KIEV (AP) -- Today's terrorists are followers of Nazi methods and cannot be forgiven, Ukrainian President Leonid Kuchma said Saturday as his country marked the 60th anniversary of the Babi Yar Holocaust massacre.

In an appeal to Ukrainians, Kuchma said mass killing of civilians was the most severe crime against humanity, based on "boundless and ruthless terrorism."

Warning that modern terrorism could prompt worldwide catastrophe, Kuchma said: "We must confront it all together, in a coordinated way that would use every country's potential.

"This is the only way to avoid ? new Babi Yars, of the same cruelty but 100 times more terrible in their scope and consequences."

More than 33,000 Jews were killed over just several days of the Babi Yar horror, which began in late September 1941. Between 100,000 and 200,000 people, including non-Jews, are believed to have been killed at the Babi Yar ravine.




Ukraine Jails 2



LVIV, Ukraine (AP) -- In a high-profile case that has fueled Russian-Ukrainian ethnic tensions, two men were sentenced Friday to long prison terms for beating to death a Ukrainian composer.

The regional court in Lviv, western Ukraine, found Dmitry Voronov and Yury Kalynin guilty of premeditated murder and sentenced them to 15 and 12 years in prison, respectively, court officials said. The two were also ordered to pay 50,000 hryvna ($9,430) in fines to the late composer Igor Bilozir's relatives.

Bilozir died in late May 2000 following an argument that began in a coffee shop. Witnesses said Bilozir and his friends sang Ukrainian songs and protested Russian pop music playing at the cafe. Voronov and Kalynin were found guilty of beating Bilozir after he left the coffee shop. The two young men denied that the attack was premeditated.

The death of Bilozir prompted protests in the city, a stronghold of Ukrainian nationalist movements.




Kursk Lift to Resume



MOSCOW (AP) -- Deep-sea operations to raise the sunken nuclear submarine Kursk, suspended because of bad weather, could resume Monday, a navy official said Sunday.

Work on the hull was suspended Saturday because of stormy weather in the Barents Sea. The international team of divers and experts overseeing the operation intend to resume deep-sea operations to lift the vessel Monday, Northern Fleet spokesman Vladimir Navrotsky told Interfax.

"But they need three or four days of good weather for this," Navrotsky said.

A jumbo barge that is to raise the sunken submarine stayed at the site of the ambitious operation Saturday and Sunday despite rough seas that have pushed back the lifting date. The Giant 4 barge was last week anchored over the submarine in preparation for the lifting of the vessel before weather delayed the operation.

Deputy Prime Minister Ilya Klebanov, in charge of the government commission on the Kursk, was to fly to Murmansk late Sunday, and later observe the operation to raise the submarine, Itar-Tass reported.




For the Record



The city's heating systems will go through a test phase this week before going into full operation Oct. 8-10, Interfax reported Saturday. Schools, hospitals and other public-sector organizations will be the first to receive heat, followed by residential buildings and industrial sites. (MT)

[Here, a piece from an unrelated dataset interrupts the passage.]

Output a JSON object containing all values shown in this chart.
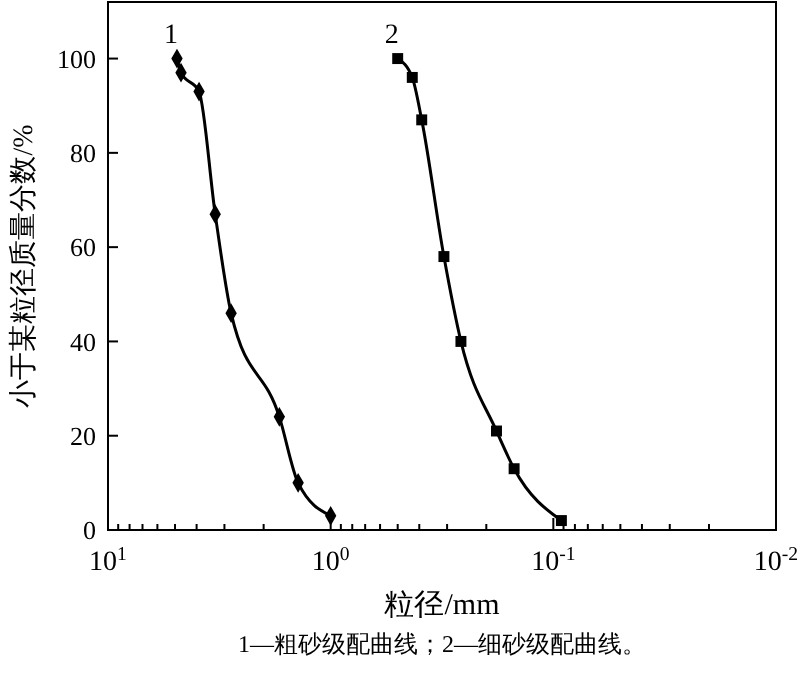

Iranian Defense Minister Ali Shamkhani is due to arrive in Moscow on Monday to discuss an upgrading of military cooperation between Russia and Iran, Interfax reported Sunday. He was set to meet with Defense Minister Sergei Ivanov and other officials.(AP)

Cambodian Prime Minister Hun Sen announced the postponement Friday of an official visit to Russia, slated for Oct. 1-4, because of the "complex" international situation since the Sept. 11 terrorist attacks against the United States. (AP)

Ukraine and the United States have finalized details on the usage of Ukrainian airspace by U.S. military transport planes, officials said Saturday. If needed, U.S. aircraft will fly over Ukraine at an altitude of no less than 9,100 meters and may use three military airfields and several air corridors, according to Interfax.